Historically, memory protection and privilege levels have been implemented in hardware: memory protection via base / limit registers, segments, or pages; and privilege levels via user / kernel mode bits or rings . Recent mobile code systems, however, rely on software rather than hardware for protection. The switch to software mechanisms is being driven by two needs: portability and performance.
The first argument for software protection is portability. A user-level software product like a browser must coexist with a variety of operating systems. For a Web browser to use hardware protection, the operating system would have to provide access to the page tables and system calls, but such mechanisms are not available universally across platforms. Software protection allows a browser to have platform-independent security mechanisms.
Second, software protection offers significantly cheaper cross-domain calls. To estimate the magnitude of the performance difference, we did two simple experiments. The results below should not be considered highly accurate, since they mix measurements from different architectures. However, the effect we are measuring is so large that these small inaccuracies do not affect our conclusions.
First, we measured the performance of a null call between Common Object Model (COM) objects on a 180 MHz PentiumPro PC running Windows NT 4.0. When the two objects are in different tasks, the call takes 230 sec; when the called object is in a dynamically linked library in the same task, the call takes only 0.2 sec -- a factor of 1000 difference. While COM is a very different system from Java, the performance disparity exhibited in COM would likely also appear if hardware protection were applied to Java. This ratio appears to be growing even larger in newer processors [36,1].
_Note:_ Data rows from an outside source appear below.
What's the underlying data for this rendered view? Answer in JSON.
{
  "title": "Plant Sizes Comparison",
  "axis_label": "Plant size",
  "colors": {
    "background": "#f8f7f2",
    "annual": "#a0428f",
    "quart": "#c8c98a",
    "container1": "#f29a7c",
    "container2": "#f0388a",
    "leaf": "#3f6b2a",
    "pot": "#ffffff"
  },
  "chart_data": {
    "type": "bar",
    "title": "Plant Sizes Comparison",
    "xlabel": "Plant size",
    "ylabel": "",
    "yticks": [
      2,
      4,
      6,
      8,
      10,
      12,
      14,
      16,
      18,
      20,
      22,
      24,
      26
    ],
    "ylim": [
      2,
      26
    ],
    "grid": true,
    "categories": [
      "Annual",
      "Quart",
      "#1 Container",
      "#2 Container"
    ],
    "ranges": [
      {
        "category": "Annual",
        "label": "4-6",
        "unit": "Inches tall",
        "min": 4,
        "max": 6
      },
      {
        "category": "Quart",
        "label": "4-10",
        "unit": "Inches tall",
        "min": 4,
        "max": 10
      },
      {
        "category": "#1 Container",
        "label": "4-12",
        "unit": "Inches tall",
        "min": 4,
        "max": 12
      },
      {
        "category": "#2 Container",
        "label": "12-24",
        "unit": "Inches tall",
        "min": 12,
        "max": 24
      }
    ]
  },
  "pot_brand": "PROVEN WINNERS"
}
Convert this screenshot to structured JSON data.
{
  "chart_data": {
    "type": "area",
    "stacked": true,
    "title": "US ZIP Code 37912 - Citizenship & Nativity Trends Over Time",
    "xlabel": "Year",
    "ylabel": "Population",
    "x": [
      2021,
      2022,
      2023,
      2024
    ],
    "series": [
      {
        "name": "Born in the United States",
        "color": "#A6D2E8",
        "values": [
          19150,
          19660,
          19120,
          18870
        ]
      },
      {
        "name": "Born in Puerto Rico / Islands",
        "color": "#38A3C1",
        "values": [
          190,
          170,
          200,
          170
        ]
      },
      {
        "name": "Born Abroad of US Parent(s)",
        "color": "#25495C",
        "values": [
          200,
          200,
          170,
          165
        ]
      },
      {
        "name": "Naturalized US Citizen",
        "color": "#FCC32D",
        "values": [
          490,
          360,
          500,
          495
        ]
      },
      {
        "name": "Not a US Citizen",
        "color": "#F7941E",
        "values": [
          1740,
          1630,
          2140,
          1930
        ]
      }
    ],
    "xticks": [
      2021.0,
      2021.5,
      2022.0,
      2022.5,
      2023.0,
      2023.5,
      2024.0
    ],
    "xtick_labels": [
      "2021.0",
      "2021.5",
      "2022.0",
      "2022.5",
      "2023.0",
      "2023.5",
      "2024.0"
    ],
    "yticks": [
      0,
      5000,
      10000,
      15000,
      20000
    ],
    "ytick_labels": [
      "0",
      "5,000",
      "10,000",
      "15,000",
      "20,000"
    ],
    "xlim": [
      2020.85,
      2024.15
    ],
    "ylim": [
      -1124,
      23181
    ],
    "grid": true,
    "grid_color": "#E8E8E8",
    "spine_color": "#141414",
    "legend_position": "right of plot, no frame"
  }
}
The time difference would be acceptable if cross-domain calls were very rare. But modern software structures, especially in mobile code systems, are leading to tighter binding between domains.
To illustrate this fact, we then instrumented the Sun Java Virtual Machine (JVM) (JDK 1.0.2 interpreter running on a 167 MHz UltraSparc) to measure the number of calls across trust boundaries, that is, the number of procedure calls in which the caller is either more trusted or less trusted than the callee. We measured two workloads. CaffeineMark is a widely used Java performance benchmark, and SunExamples is the sum over 29 of the 35 programs on Sun's sample Java programs page . (Some of Sun's programs run forever; we cut these off after 30 seconds.) Note that our measurements almost certainly underestimate the rate of boundary crossings that would be seen on a more current JVM implementation that used a just-in-time (JIT) compiler to execute much more quickly. Figure 1 shows the results. Both workloads show roughly 30000 boundary crossings per CPU-second. Using our measured cost of 0.2 sec for a local COM call, we estimate that these programs spend roughly 0.5% of their time crossing trust boundaries in the Java system with software protection (although the actual cost in Java may be significantly cheaper).
Using our measured cost of 230 sec for a cross-task COM call, we can estimate the cost of boundary crossings for both workloads in a hypothetical Java implementation that used hardware protection. The cost is enormous: for CaffeineMark, about 6 seconds per useful CPU-second of work, and for SunExamples, about 8 seconds per useful CPU-second. In other words, a naïve implementation of hardware protection would slow these programs down by a factor of 7 to 9. This is unacceptable.
Why are there so many boundary crossings? Surely the designers did not strive to increase the number of crossings; most likely they simply ignored the issue, knowing that the cost of crossing a Java protection boundary was no more than a normal function call. What our experiments show, then, is that the natural structure of a mobile code system leads to very frequent boundary crossings.
Of course, systems using hardware protection are structured differently; the developers do what is necessary to improve performance (i.e., buffering calls together). In other words, they deviate from the natural structure in order to artificially reduce the number of boundary crossings. At best, this neutralizes the performance penalty of hardware protection at a cost in both development time and the usefulness and maintainability of the resulting system. At worst, the natural structure is sacrificed and a significant performance gap still exists.